Last updated on: March 28, 2012 17:17 IST

A Delhi court on Wednesday remanded a suspected Indian Mujahideen terrorist, arrested on Tuesday with one kg of explosives and a detonator, in police custody for seven days.

Assadullah Rehman alias Dilkash, 20, arrested from north-east Delhi, was produced before Chief Metropolitan Magistrate Vinod Yadav, who sent him to police custody until April 4.

The court directed the police to maintain a record of officials, who interrogate Dilkash and also asked them to wear a clear name tag to let the accused identify them.

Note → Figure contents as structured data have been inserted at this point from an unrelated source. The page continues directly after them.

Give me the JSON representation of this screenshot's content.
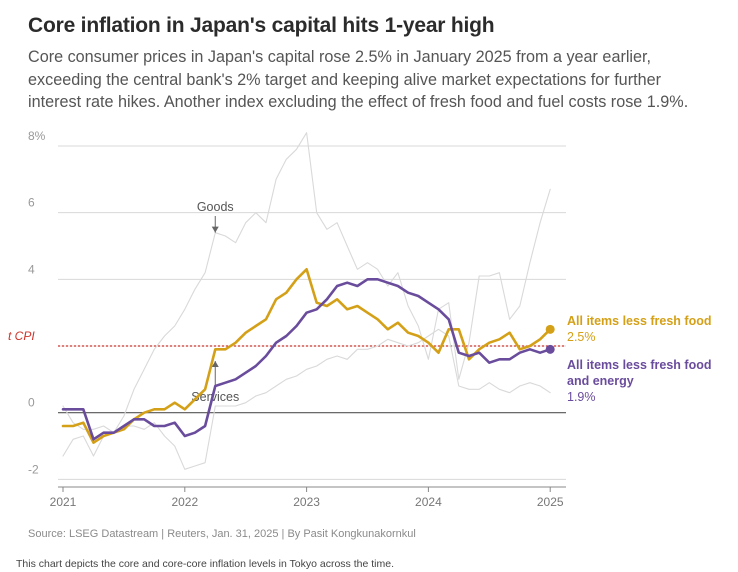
{
  "title": "Core inflation in Japan's capital hits 1-year high",
  "subtitle": "Core consumer prices in Japan's capital rose 2.5% in January 2025 from a year earlier, exceeding the central bank's 2% target and keeping alive market expectations for further interest rate hikes. Another index excluding the effect of fresh food and fuel costs rose 1.9%.",
  "source": "Source: LSEG Datastream | Reuters, Jan. 31, 2025 | By Pasit Kongkunakornkul",
  "caption": "This chart depicts the core and core-core inflation levels in Tokyo across the time.",
  "chart_data": {
    "type": "line",
    "ylim": [
      -2.2,
      8.3
    ],
    "xlim": [
      2020.85,
      2025.1
    ],
    "y_ticks": [
      {
        "value": 8,
        "label": "8%"
      },
      {
        "value": 6,
        "label": "6"
      },
      {
        "value": 4,
        "label": "4"
      },
      {
        "value": 2,
        "label": ""
      },
      {
        "value": 0,
        "label": "0"
      },
      {
        "value": -2,
        "label": "-2"
      }
    ],
    "x_ticks": [
      {
        "value": 2021,
        "label": "2021"
      },
      {
        "value": 2022,
        "label": "2022"
      },
      {
        "value": 2023,
        "label": "2023"
      },
      {
        "value": 2024,
        "label": "2024"
      },
      {
        "value": 2025,
        "label": "2025"
      }
    ],
    "target": {
      "value": 2,
      "label": "t CPI",
      "color": "#d0342c"
    },
    "annotations": [
      {
        "text": "Goods",
        "x": 2022.25,
        "y": 6.05,
        "arrow_to": 5.4
      },
      {
        "text": "Services",
        "x": 2022.25,
        "y": 0.35,
        "arrow_to": 1.55
      }
    ],
    "series": [
      {
        "name": "All items less fresh food",
        "value_label": "2.5%",
        "color": "#d4a017",
        "x": [
          2021.0,
          2021.083,
          2021.167,
          2021.25,
          2021.333,
          2021.417,
          2021.5,
          2021.583,
          2021.667,
          2021.75,
          2021.833,
          2021.917,
          2022.0,
          2022.083,
          2022.167,
          2022.25,
          2022.333,
          2022.417,
          2022.5,
          2022.583,
          2022.667,
          2022.75,
          2022.833,
          2022.917,
          2023.0,
          2023.083,
          2023.167,
          2023.25,
          2023.333,
          2023.417,
          2023.5,
          2023.583,
          2023.667,
          2023.75,
          2023.833,
          2023.917,
          2024.0,
          2024.083,
          2024.167,
          2024.25,
          2024.333,
          2024.417,
          2024.5,
          2024.583,
          2024.667,
          2024.75,
          2024.833,
          2024.917,
          2025.0
        ],
        "values": [
          -0.4,
          -0.4,
          -0.3,
          -0.9,
          -0.7,
          -0.6,
          -0.5,
          -0.2,
          0.0,
          0.1,
          0.1,
          0.3,
          0.1,
          0.4,
          0.7,
          1.9,
          1.9,
          2.1,
          2.4,
          2.6,
          2.8,
          3.4,
          3.6,
          4.0,
          4.3,
          3.3,
          3.2,
          3.4,
          3.1,
          3.2,
          3.0,
          2.8,
          2.5,
          2.7,
          2.4,
          2.3,
          2.1,
          1.8,
          2.5,
          2.5,
          1.6,
          1.9,
          2.1,
          2.2,
          2.4,
          1.9,
          2.0,
          2.2,
          2.5
        ]
      },
      {
        "name": "All items less fresh food and energy",
        "value_label": "1.9%",
        "color": "#6a4c9c",
        "x": [
          2021.0,
          2021.083,
          2021.167,
          2021.25,
          2021.333,
          2021.417,
          2021.5,
          2021.583,
          2021.667,
          2021.75,
          2021.833,
          2021.917,
          2022.0,
          2022.083,
          2022.167,
          2022.25,
          2022.333,
          2022.417,
          2022.5,
          2022.583,
          2022.667,
          2022.75,
          2022.833,
          2022.917,
          2023.0,
          2023.083,
          2023.167,
          2023.25,
          2023.333,
          2023.417,
          2023.5,
          2023.583,
          2023.667,
          2023.75,
          2023.833,
          2023.917,
          2024.0,
          2024.083,
          2024.167,
          2024.25,
          2024.333,
          2024.417,
          2024.5,
          2024.583,
          2024.667,
          2024.75,
          2024.833,
          2024.917,
          2025.0
        ],
        "values": [
          0.1,
          0.1,
          0.1,
          -0.8,
          -0.6,
          -0.6,
          -0.4,
          -0.2,
          -0.2,
          -0.4,
          -0.4,
          -0.3,
          -0.7,
          -0.6,
          -0.4,
          0.8,
          0.9,
          1.0,
          1.2,
          1.4,
          1.7,
          2.1,
          2.3,
          2.6,
          3.0,
          3.1,
          3.4,
          3.8,
          3.9,
          3.8,
          4.0,
          4.0,
          3.9,
          3.8,
          3.6,
          3.5,
          3.3,
          3.1,
          2.8,
          1.8,
          1.7,
          1.8,
          1.5,
          1.6,
          1.6,
          1.8,
          1.9,
          1.8,
          1.9
        ]
      },
      {
        "name": "Goods",
        "value_label": "",
        "color": "#d9d9d9",
        "x": [
          2021.0,
          2021.083,
          2021.167,
          2021.25,
          2021.333,
          2021.417,
          2021.5,
          2021.583,
          2021.667,
          2021.75,
          2021.833,
          2021.917,
          2022.0,
          2022.083,
          2022.167,
          2022.25,
          2022.333,
          2022.417,
          2022.5,
          2022.583,
          2022.667,
          2022.75,
          2022.833,
          2022.917,
          2023.0,
          2023.083,
          2023.167,
          2023.25,
          2023.333,
          2023.417,
          2023.5,
          2023.583,
          2023.667,
          2023.75,
          2023.833,
          2023.917,
          2024.0,
          2024.083,
          2024.167,
          2024.25,
          2024.333,
          2024.417,
          2024.5,
          2024.583,
          2024.667,
          2024.75,
          2024.833,
          2024.917,
          2025.0
        ],
        "values": [
          -1.3,
          -0.8,
          -0.7,
          -1.3,
          -0.7,
          -0.6,
          -0.1,
          0.7,
          1.3,
          1.9,
          2.3,
          2.6,
          3.1,
          3.7,
          4.2,
          5.4,
          5.3,
          5.1,
          5.7,
          6.0,
          5.7,
          7.0,
          7.6,
          7.9,
          8.4,
          6.0,
          5.5,
          5.7,
          5.0,
          4.3,
          4.5,
          4.3,
          3.8,
          4.2,
          3.2,
          2.6,
          1.6,
          3.1,
          3.3,
          1.0,
          2.1,
          4.1,
          4.1,
          4.2,
          2.8,
          3.2,
          4.5,
          5.7,
          6.7
        ]
      },
      {
        "name": "Services",
        "value_label": "",
        "color": "#d9d9d9",
        "x": [
          2021.0,
          2021.083,
          2021.167,
          2021.25,
          2021.333,
          2021.417,
          2021.5,
          2021.583,
          2021.667,
          2021.75,
          2021.833,
          2021.917,
          2022.0,
          2022.083,
          2022.167,
          2022.25,
          2022.333,
          2022.417,
          2022.5,
          2022.583,
          2022.667,
          2022.75,
          2022.833,
          2022.917,
          2023.0,
          2023.083,
          2023.167,
          2023.25,
          2023.333,
          2023.417,
          2023.5,
          2023.583,
          2023.667,
          2023.75,
          2023.833,
          2023.917,
          2024.0,
          2024.083,
          2024.167,
          2024.25,
          2024.333,
          2024.417,
          2024.5,
          2024.583,
          2024.667,
          2024.75,
          2024.833,
          2024.917,
          2025.0
        ],
        "values": [
          0.2,
          -0.3,
          -0.5,
          -0.5,
          -0.4,
          -0.6,
          -0.4,
          -0.4,
          -0.5,
          -0.3,
          -0.7,
          -1.0,
          -1.7,
          -1.6,
          -1.5,
          0.2,
          0.2,
          0.2,
          0.3,
          0.5,
          0.6,
          0.8,
          1.0,
          1.1,
          1.3,
          1.4,
          1.6,
          1.7,
          1.6,
          1.9,
          1.9,
          2.0,
          2.2,
          2.1,
          2.0,
          2.1,
          2.3,
          2.5,
          2.3,
          0.8,
          0.7,
          0.7,
          0.9,
          0.7,
          0.6,
          0.8,
          0.9,
          0.8,
          0.6
        ]
      }
    ]
  }
}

Dilkash, who hails from Darbhanga in Bihar, had allegedly escaped in November last year from an illegal arms factory of Indian Mujahideens at Nangloi in West Delhi before the police crackdown during which several suspected terrorists were nabbed.

According to the police, Dilkash had told them that he had hired a house at Chandu Nagar from where the sleuths allegedly  recovered one kg of explosive powder, a  detonator, a timer and a mobile phone.

The police said Dilkash, an alleged aide of the outfit's elusive key operative Yasin Bhatkal, was motivated by Mohd Kafeel Ahmad, the ideologue of Indian Mujahideen and was arrested earlier.

It said in February 2011, Ahmad introduced him to Bhatkal who further motivated him to join the outfit. In April last year, on instructions from Bhatkal, Dilkash reached Delhi and was taken to the factory at Meer Vihar in Nangloi which was later busted by police, it said.

There he learnt to work on the lathe machine and assisted Mohd Irshad and Bhatkal in allegedly manufacturing pistols and other arms and ammunition.

After the arrests of Indian Mujahideen operatives last November, Bhatkal directed Dilkash to leave the factory along with whatever explosives and other material he could lay his hands on, police said.